Tapınak piramitleri ve bir top sahasıyla yoğun bir kentsel yerleşim olan yeni keşfedilen şehir, Valeriana olarak adlandırıldı.
Yeni bir çalışmaya göre, bu şehir, Chichén Itzá ve Tikal’dekilere benzer piramitlerin de dahil olduğu 6.674 yapıya ev sahipliği yapıyor. Araştırmacılar, ışık darbeleri kullanarak oluşturulan ve yerin altını tarayarak görüntüleyen lidar (ışık algılama ve menzil ölçüm) haritalarını kullanarak, bu muhtemelen 1.500 yıllık olan alanı ortaya çıkardılar.

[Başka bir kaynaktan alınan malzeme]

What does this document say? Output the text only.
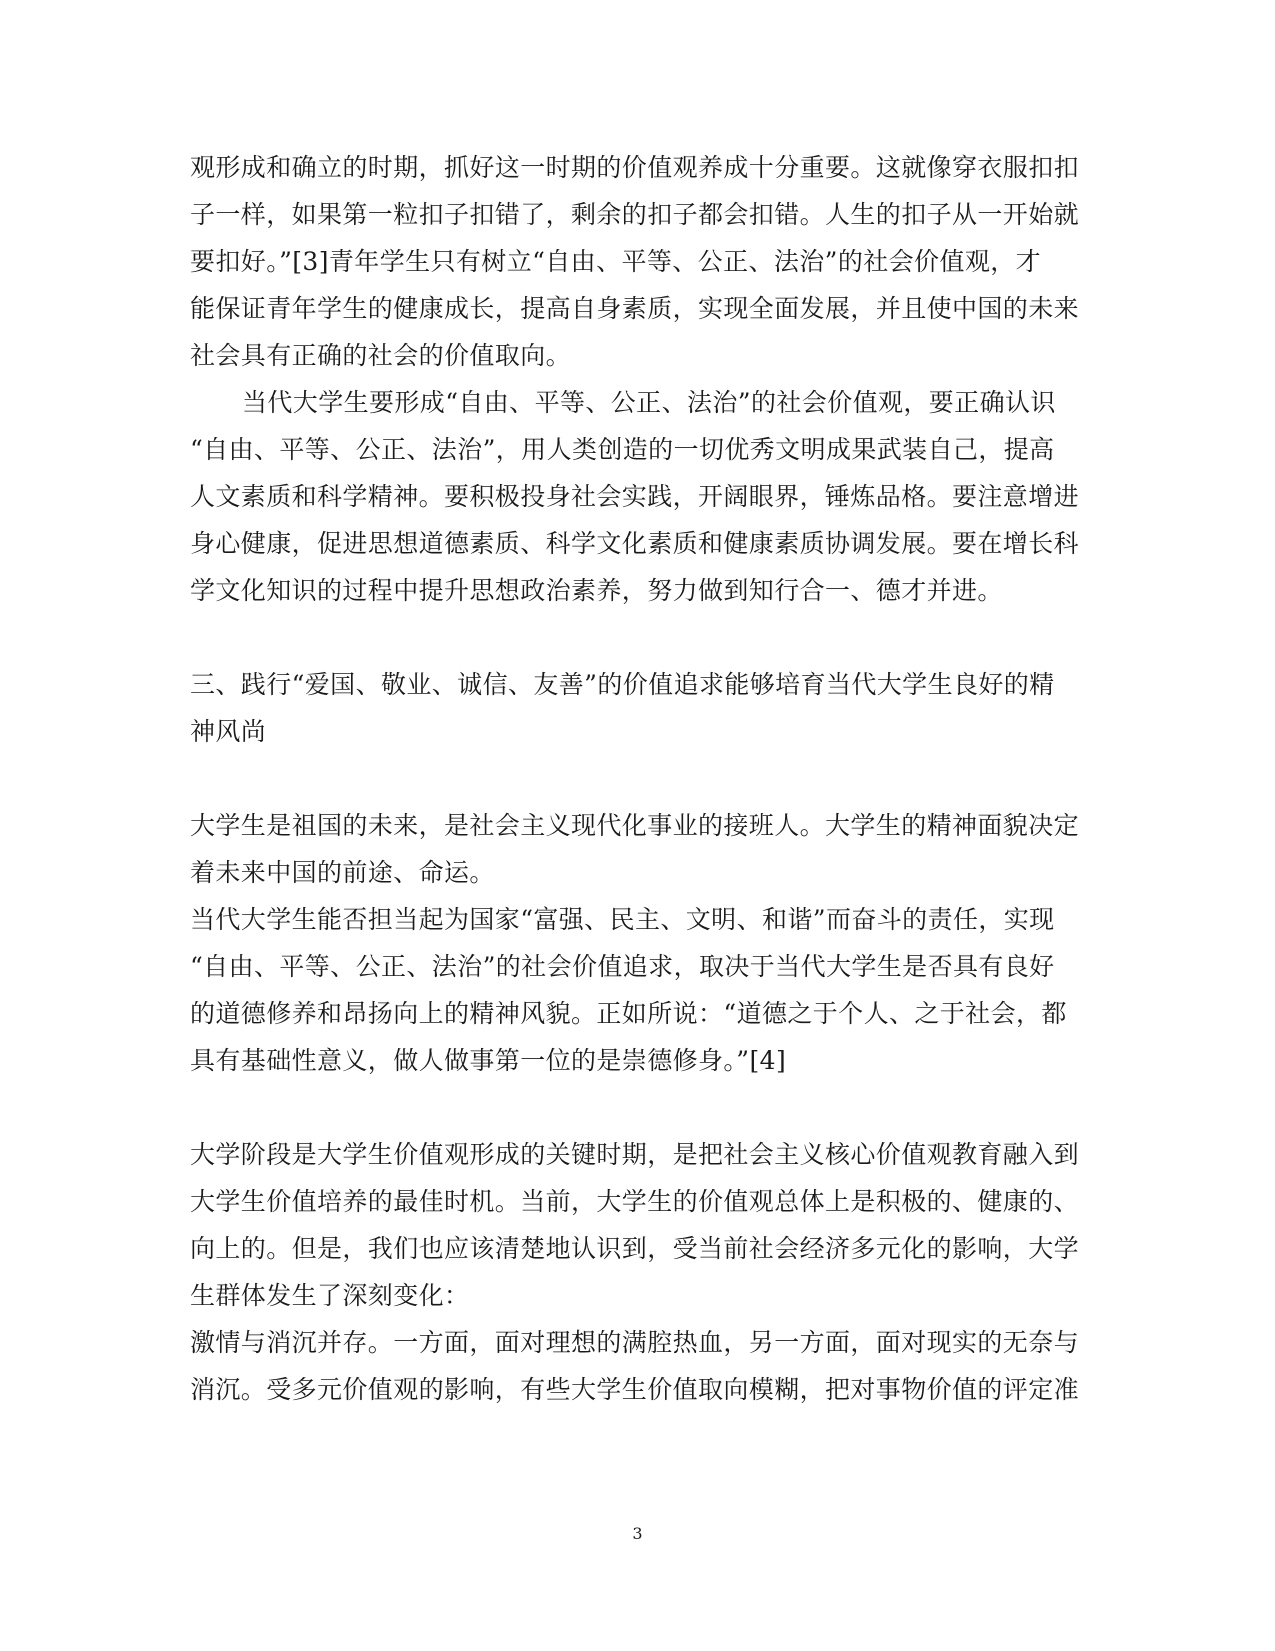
观形成和确立的时期，抓好这一时期的价值观养成十分重要。这就像穿衣服扣扣
子一样，如果第一粒扣子扣错了，剩余的扣子都会扣错。人生的扣子从一开始就
要扣好。”[3]青年学生只有树立“自由、平等、公正、法治”的社会价值观，才
能保证青年学生的健康成长，提高自身素质，实现全面发展，并且使中国的未来
社会具有正确的社会的价值取向。
当代大学生要形成“自由、平等、公正、法治”的社会价值观，要正确认识
“自由、平等、公正、法治”，用人类创造的一切优秀文明成果武装自己，提高
人文素质和科学精神。要积极投身社会实践，开阔眼界，锤炼品格。要注意增进
身心健康，促进思想道德素质、科学文化素质和健康素质协调发展。要在增长科
学文化知识的过程中提升思想政治素养，努力做到知行合一、德才并进。
三、践行“爱国、敬业、诚信、友善”的价值追求能够培育当代大学生良好的精
神风尚
大学生是祖国的未来，是社会主义现代化事业的接班人。大学生的精神面貌决定
着未来中国的前途、命运。
当代大学生能否担当起为国家“富强、民主、文明、和谐”而奋斗的责任，实现
“自由、平等、公正、法治”的社会价值追求，取决于当代大学生是否具有良好
的道德修养和昂扬向上的精神风貌。正如所说：“道德之于个人、之于社会，都
具有基础性意义，做人做事第一位的是崇德修身。”[4]
大学阶段是大学生价值观形成的关键时期，是把社会主义核心价值观教育融入到
大学生价值培养的最佳时机。当前，大学生的价值观总体上是积极的、健康的、
向上的。但是，我们也应该清楚地认识到，受当前社会经济多元化的影响，大学
生群体发生了深刻变化：
激情与消沉并存。一方面，面对理想的满腔热血，另一方面，面对现实的无奈与
消沉。受多元价值观的影响，有些大学生价值取向模糊，把对事物价值的评定准
3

Son birkaç on yılda lidar teknolojisinin yaygınlaşmasıyla, antik yerleşimlerin keşfi büyük bir ivme kazandı. Ancak bu teknoloji pahalı ve Kuzey Arizona Üniversitesi’nden arkeolog ve çalışmanın baş yazarı Luke Auld-Thomas gibi kariyerinin başındaki bilim insanları için genellikle erişilebilir değil. Şimdi ise araştırmacılar bu engeli aşmak için farklı bir yol düşündüler.
(İlgili: Mayalar, Tütünü Hem Sigara Hem de Sıvı Olarak Kullanıyordu)

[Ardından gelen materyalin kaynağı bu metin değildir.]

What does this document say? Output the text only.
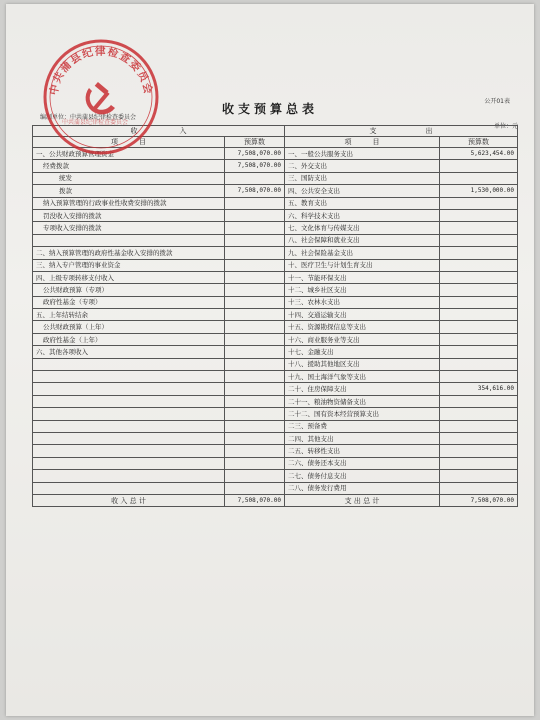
收支预算总表
公开01表
编制单位：中共蒲县纪律检查委员会
单位：元
收　　　　　　入		支　　　　　　　出	
项　　　目	预算数	项　　　目	预算数
一、公共财政预算管理资金	7,508,070.00	一、一般公共服务支出	5,623,454.00
经费拨款	7,508,070.00	二、外交支出	
统发		三、国防支出	
拨款	7,508,070.00	四、公共安全支出	1,530,000.00
纳入预算管理的行政事业性收费安排的拨款		五、教育支出	
罚没收入安排的拨款		六、科学技术支出	
专项收入安排的拨款		七、文化体育与传媒支出	
		八、社会保障和就业支出	
二、纳入预算管理的政府性基金收入安排的拨款		九、社会保险基金支出	
三、纳入专户管理的事业资金		十、医疗卫生与计划生育支出	
四、上级专项转移支付收入		十一、节能环保支出	
公共财政预算（专项）		十二、城乡社区支出	
政府性基金（专项）		十三、农林水支出	
五、上年结转结余		十四、交通运输支出	
公共财政预算（上年）		十五、资源勘探信息等支出	
政府性基金（上年）		十六、商业服务业等支出	
六、其他各项收入		十七、金融支出	
		十八、援助其他地区支出	
		十九、国土海洋气象等支出	
		二十、住房保障支出	354,616.00
		二十一、粮油物资储备支出	
		二十二、国有资本经营预算支出	
		二三、预备费	
		二四、其他支出	
		二五、转移性支出	
		二六、债务还本支出	
		二七、债务付息支出	
		二八、债务发行费用	
收 入 总 计	7,508,070.00	支 出 总 计	7,508,070.00
中共蒲县纪律检查委员会
中共蒲县纪律检查委员会
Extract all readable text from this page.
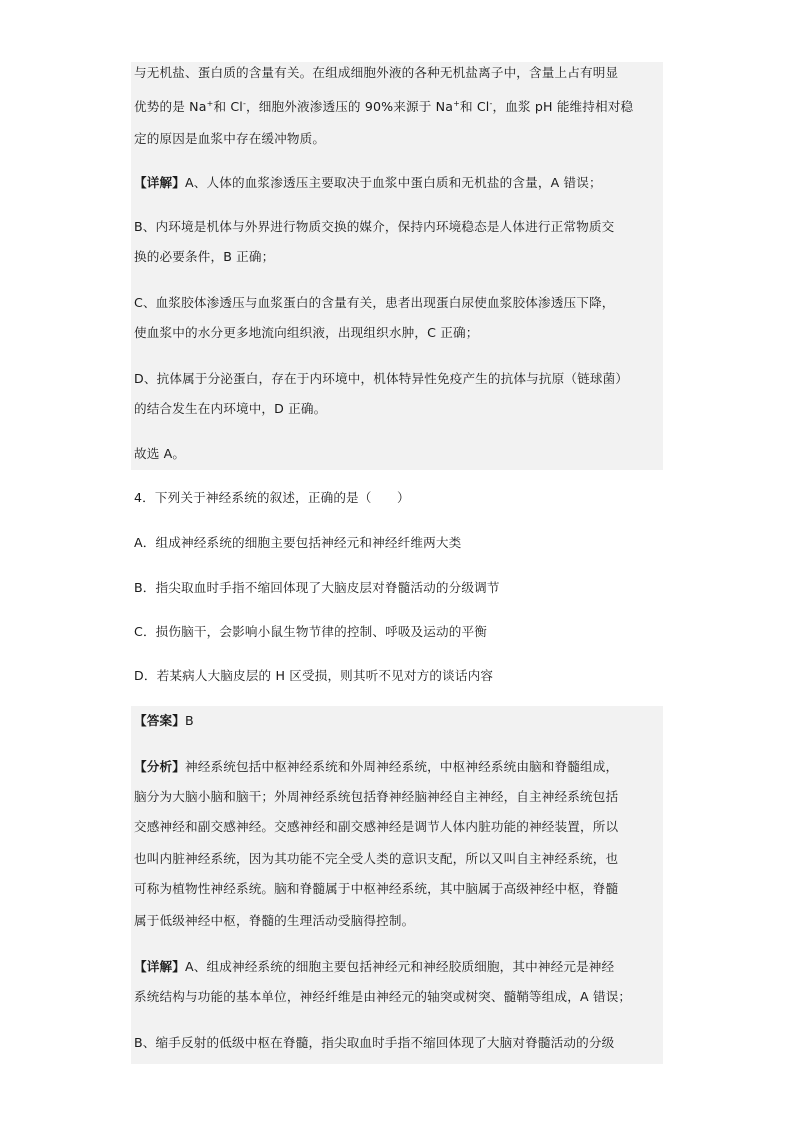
与无机盐、蛋白质的含量有关。在组成细胞外液的各种无机盐离子中，含量上占有明显
优势的是 Na+和 Cl-，细胞外液渗透压的 90%来源于 Na+和 Cl-，血浆 pH 能维持相对稳
定的原因是血浆中存在缓冲物质。
【详解】A、人体的血浆渗透压主要取决于血浆中蛋白质和无机盐的含量，A 错误；
B、内环境是机体与外界进行物质交换的媒介，保持内环境稳态是人体进行正常物质交
换的必要条件，B 正确；
C、血浆胶体渗透压与血浆蛋白的含量有关，患者出现蛋白尿使血浆胶体渗透压下降，
使血浆中的水分更多地流向组织液，出现组织水肿，C 正确；
D、抗体属于分泌蛋白，存在于内环境中，机体特异性免疫产生的抗体与抗原（链球菌）
的结合发生在内环境中，D 正确。
故选 A。
4．下列关于神经系统的叙述，正确的是（　　）
A．组成神经系统的细胞主要包括神经元和神经纤维两大类
B．指尖取血时手指不缩回体现了大脑皮层对脊髓活动的分级调节
C．损伤脑干，会影响小鼠生物节律的控制、呼吸及运动的平衡
D．若某病人大脑皮层的 H 区受损，则其听不见对方的谈话内容
【答案】B
【分析】神经系统包括中枢神经系统和外周神经系统，中枢神经系统由脑和脊髓组成，
脑分为大脑小脑和脑干；外周神经系统包括脊神经脑神经自主神经，自主神经系统包括
交感神经和副交感神经。交感神经和副交感神经是调节人体内脏功能的神经装置，所以
也叫内脏神经系统，因为其功能不完全受人类的意识支配，所以又叫自主神经系统，也
可称为植物性神经系统。脑和脊髓属于中枢神经系统，其中脑属于高级神经中枢，脊髓
属于低级神经中枢，脊髓的生理活动受脑得控制。
【详解】A、组成神经系统的细胞主要包括神经元和神经胶质细胞，其中神经元是神经
系统结构与功能的基本单位，神经纤维是由神经元的轴突或树突、髓鞘等组成，A 错误；
B、缩手反射的低级中枢在脊髓，指尖取血时手指不缩回体现了大脑对脊髓活动的分级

“Ekoloji, ormancılık ve inşaat mühendisliği alanındaki bilim insanları, bu bölgeleri incelemek için lidar taramalarını zaten kullanıyordu” diyen Auld-Thomas, “Peki ya bu bölgenin lidar taraması zaten yapılmışsa?” diye düşündü.
Daha önce yapılmış lidar çalışmalarını tarayan Auld-Thomas, Meksika’daki ormanlardaki karbonu ölçmek ve izlemek için yapılan bir taramayı buldu. Auld-Thomas ve meslektaşları, daha önce Maya yapıları için hiç aranmamış olan Meksika’nın doğu-orta Campeche bölgesinde 129 kilometrekarelik bir alanı analiz ederek, modern çiftlikler ve otoyolların içine sıkışmış bir Maya şehrinin gizli izlerini buldular.

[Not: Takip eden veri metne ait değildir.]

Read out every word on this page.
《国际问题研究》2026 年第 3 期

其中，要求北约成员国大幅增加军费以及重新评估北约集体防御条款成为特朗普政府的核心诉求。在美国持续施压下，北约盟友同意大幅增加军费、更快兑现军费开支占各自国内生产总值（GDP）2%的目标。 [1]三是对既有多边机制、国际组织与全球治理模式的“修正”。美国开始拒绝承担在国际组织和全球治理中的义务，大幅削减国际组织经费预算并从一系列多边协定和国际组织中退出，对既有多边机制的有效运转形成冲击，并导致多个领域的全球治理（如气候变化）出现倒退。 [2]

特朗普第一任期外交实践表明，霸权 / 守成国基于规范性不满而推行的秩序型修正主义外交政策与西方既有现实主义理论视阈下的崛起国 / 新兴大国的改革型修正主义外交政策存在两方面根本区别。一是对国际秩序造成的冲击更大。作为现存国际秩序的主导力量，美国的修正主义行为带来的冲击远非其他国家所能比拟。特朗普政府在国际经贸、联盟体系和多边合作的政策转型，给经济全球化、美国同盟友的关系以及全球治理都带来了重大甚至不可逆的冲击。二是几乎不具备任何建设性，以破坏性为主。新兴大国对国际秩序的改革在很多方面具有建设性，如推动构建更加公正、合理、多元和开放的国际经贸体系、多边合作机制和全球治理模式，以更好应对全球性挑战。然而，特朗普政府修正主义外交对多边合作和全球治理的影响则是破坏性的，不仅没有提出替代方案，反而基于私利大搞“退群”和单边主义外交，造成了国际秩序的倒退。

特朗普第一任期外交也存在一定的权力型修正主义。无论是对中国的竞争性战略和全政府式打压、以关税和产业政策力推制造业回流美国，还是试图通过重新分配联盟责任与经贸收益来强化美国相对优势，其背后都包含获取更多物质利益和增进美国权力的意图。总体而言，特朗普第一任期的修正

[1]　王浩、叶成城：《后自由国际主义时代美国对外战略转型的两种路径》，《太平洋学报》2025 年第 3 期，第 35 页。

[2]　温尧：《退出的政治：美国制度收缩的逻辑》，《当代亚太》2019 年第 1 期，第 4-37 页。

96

Araştırmacıların, çevredeki bir tatlı su lagününe atfen Valeriana adını verdikleri bu şehir, Klasik Dönem’e (MS 250-900) tarihleniyor ve Klasik Maya siyasi başkentlerinin karakteristik özelliklerini taşıyor.
Araştırmacılara göre, çok sayıda kapalı meydan, geniş bir yol ile bağlanan tapınak piramitleri ve bir top sahasına sahip. Valeriana şehir merkezinin dışında ise teraslar ve evler tepeleri kaplayarak yoğun bir kentsel yayılımı işaret ediyor. Bu çalışma, doğu-orta Campeche’deki Maya yapılarını ortaya çıkaran ilk araştırma olma özelliğini taşıyor.
Auld-Thomas, “Hükümet bu yerleşimi bilmiyordu; bilim camiası da haberdar değildi. Bu, hâlâ her şeyi bulmadığımızı ve keşfedilecek daha çok şey olduğunu gösteriyor” diyor.
Bu çalışma kapsamında yer almayan, Teksas Üniversitesi’nden arkeolog Thomas Garrison ise, “Bu tarz çalışmaların yapıldığı her yerde daha fazla yerleşim ortaya çıkarılıyor. Bu keşif, büyük bir yapbozun eksik parçalarına katkıda bulunuyor ve her parça önemli.” diyor. Garrison, araştırmanın bir sonraki aşamasında arkeologların şehri sahada doğrulaması gerektiğini belirtiyor.
Maya uygarlığının çeşitliliği ve yoğunluğu yavaş yavaş ortaya çıkarken, bu dönemin araştırılması giderek daha önemli hale geliyor.
“Hızla artan nüfustan kaynaklanan çevresel ve toplumsal zorluklarla karşı karşıyayız ve antik şehirleri incelemek, kentsel yaşamın nasıl görünebileceğine dair bakış açımızı genişletebilir” diyen Auld-Thomas, şunları ekliyor:
“İnsanlık tarihine dair daha geniş bir örneklem ve insanların yaşamlarının birikmiş kalıntılarının uzun bir kaydına sahip olmak, günümüzde ve gelecekte daha iyi ve daha sürdürülebilir bir kentsel yaşamı hayal etmemize yardımcı olabilir.”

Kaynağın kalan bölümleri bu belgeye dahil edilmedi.